Children excitedly rushed to a variety of animal stations where they had the opportunity to pet and interact with farm animals. Baby chickens, rabbits, sheep, puppies and more were out on display as hundreds of tiny hands eagerly pet fury bodies.
At one station, parents smiled as their small children gingerly cupped animals like baby chicks in their hands, for some the first time ever.
A box full of cowboy hats and boots were also available for children to play dress up while waiting to ride the ponies.
Katie Quicksall, store manager, said the store parking lot had been full of people and animals since 10 a.m. Sunday. Quicksall said she has been coming to Old Mill since she was 16 and likes how the animal carnival is another avenue the ranching lifestyle can be extended to the public.
“We see a lot of people today that we don’t see traditionally,” Quicksall said. “We have our community members that are in here once a week that are buying feed or supplies for their animals and they come of course, but we also have community members who maybe aren’t familiar with the ranching or farming background.”
According to Quicksall, it can sometimes be a scramble to acquire animals for the event. Quicksall said in the coming weeks before the big day the store keeps track of what feed people are buying and reach out to them in the hopes they might want to volunteer their animal.
“We get a lot of involvement from the community, which is neat because all of these animals are our customers,” Quicksall said.
One aspect Quicksall likes about the day is people get to see some animals they might not ordinarily get to interact with such as donkeys or baby calves.

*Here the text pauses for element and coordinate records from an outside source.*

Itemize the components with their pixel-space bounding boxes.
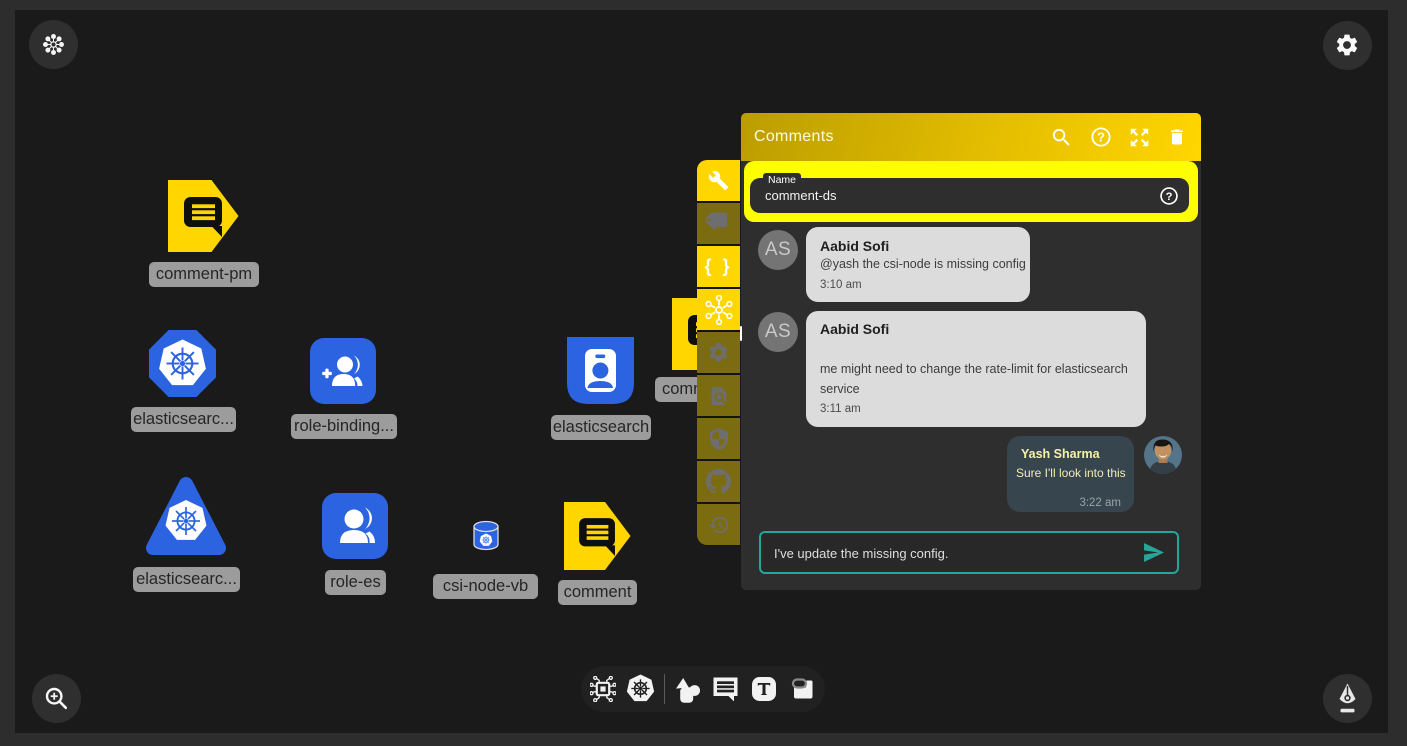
svg-text:?: ? <box>1166 191 1173 203</box>
svg-text:?: ? <box>1097 129 1105 144</box>
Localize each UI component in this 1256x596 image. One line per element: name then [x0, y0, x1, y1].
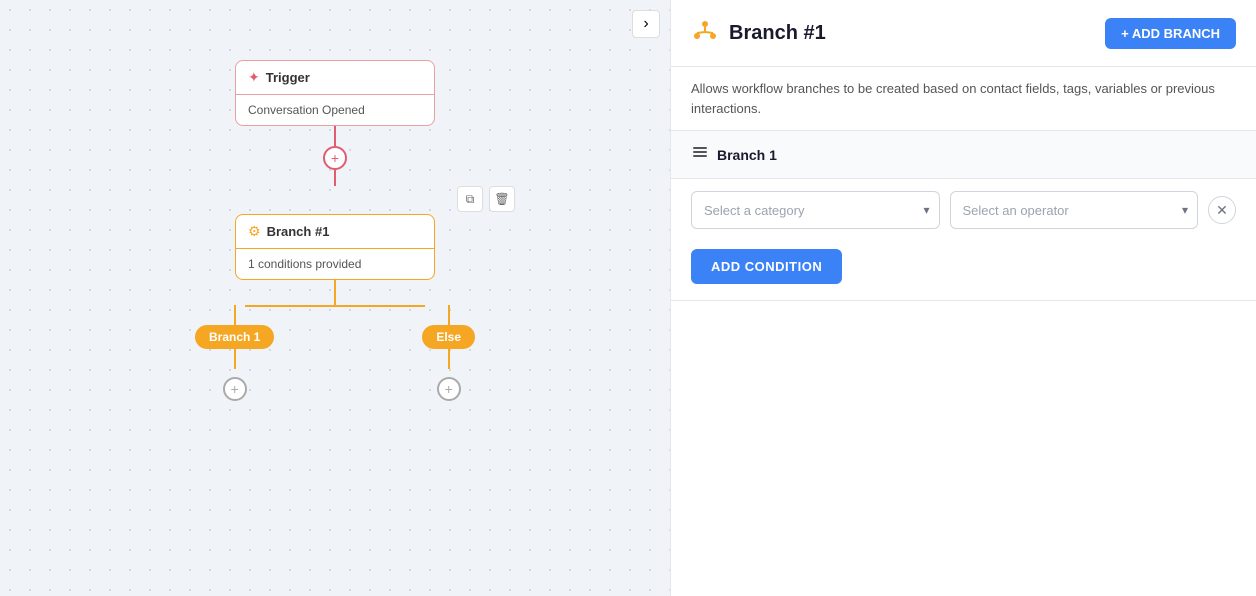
branch-header: ⚙ Branch #1	[236, 215, 434, 249]
branch-section-header: Branch 1	[671, 131, 1256, 179]
branch-outputs-container: Branch 1 + Else +	[195, 305, 475, 401]
branch-section-title: Branch 1	[717, 147, 777, 163]
chevron-right-icon: ›	[643, 15, 648, 33]
trigger-header: ✦ Trigger	[236, 61, 434, 95]
branch-connector-down	[334, 280, 336, 305]
panel-header: Branch #1 + ADD BRANCH	[671, 0, 1256, 67]
panel-description: Allows workflow branches to be created b…	[671, 67, 1256, 131]
add-condition-button[interactable]: ADD CONDITION	[691, 249, 842, 284]
operator-select-wrapper: Select an operator ▾	[950, 191, 1199, 229]
category-select[interactable]: Select a category	[691, 191, 940, 229]
panel-body: Branch 1 Select a category ▾ Select an o…	[671, 131, 1256, 596]
node-actions: ⧉ 🗑	[457, 186, 515, 212]
category-select-wrapper: Select a category ▾	[691, 191, 940, 229]
trigger-icon: ✦	[248, 69, 260, 86]
collapse-button[interactable]: ›	[632, 10, 660, 38]
operator-select[interactable]: Select an operator	[950, 191, 1199, 229]
copy-button[interactable]: ⧉	[457, 186, 483, 212]
branch-horizontal-line	[245, 305, 425, 307]
branch-node-body: 1 conditions provided	[236, 249, 434, 279]
connector-line-2	[334, 170, 336, 186]
delete-icon: 🗑	[494, 192, 509, 206]
canvas-area: › ✦ Trigger Conversation Opened + ⧉ 🗑	[0, 0, 670, 596]
else-connector	[448, 305, 450, 325]
branch-node-icon: ⚙	[248, 223, 261, 240]
branch-node-title: Branch #1	[267, 224, 330, 239]
else-connector-bot	[448, 349, 450, 369]
add-node-else[interactable]: +	[437, 377, 461, 401]
trigger-title: Trigger	[266, 70, 310, 85]
trigger-body: Conversation Opened	[236, 95, 434, 125]
add-branch-button[interactable]: + ADD BRANCH	[1105, 18, 1236, 49]
right-panel: Branch #1 + ADD BRANCH Allows workflow b…	[670, 0, 1256, 596]
trigger-node: ✦ Trigger Conversation Opened	[235, 60, 435, 126]
branch-1-label: Branch 1	[195, 325, 274, 349]
add-node-button-1[interactable]: +	[323, 146, 347, 170]
list-icon	[691, 143, 709, 166]
branch-node: ⚙ Branch #1 1 conditions provided	[235, 214, 435, 280]
branch-1-connector	[234, 305, 236, 325]
condition-row: Select a category ▾ Select an operator ▾…	[671, 179, 1256, 241]
panel-title: Branch #1	[729, 22, 826, 45]
connector-line-1	[334, 126, 336, 146]
add-node-branch1[interactable]: +	[223, 377, 247, 401]
delete-button[interactable]: 🗑	[489, 186, 515, 212]
workflow-container: ✦ Trigger Conversation Opened + ⧉ 🗑 ⚙ Br…	[195, 60, 475, 401]
else-label: Else	[422, 325, 475, 349]
branch-output-1: Branch 1 +	[195, 305, 274, 401]
panel-title-group: Branch #1	[691, 16, 826, 50]
close-icon: ✕	[1216, 202, 1228, 219]
remove-condition-button[interactable]: ✕	[1208, 196, 1236, 224]
branch-output-else: Else +	[422, 305, 475, 401]
copy-icon: ⧉	[466, 192, 475, 207]
branch-outputs: Branch 1 + Else +	[195, 305, 475, 401]
branch-1-connector-bot	[234, 349, 236, 369]
branch-section-1: Branch 1 Select a category ▾ Select an o…	[671, 131, 1256, 301]
panel-branch-icon	[691, 16, 719, 50]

“For me, this is the norm,” Quicksall said. “I’m used to all the animals and used to everything. So I don’t get too excited about seeing the puppy, but to see the children’s faces and other people so excited is really cool.”
Once the crowds have trickled down and families are back home, Quicksall said her biggest takeaway from the day is the satisfaction of able to share her passion and excitement for agriculture and farm life with familiar and new faces.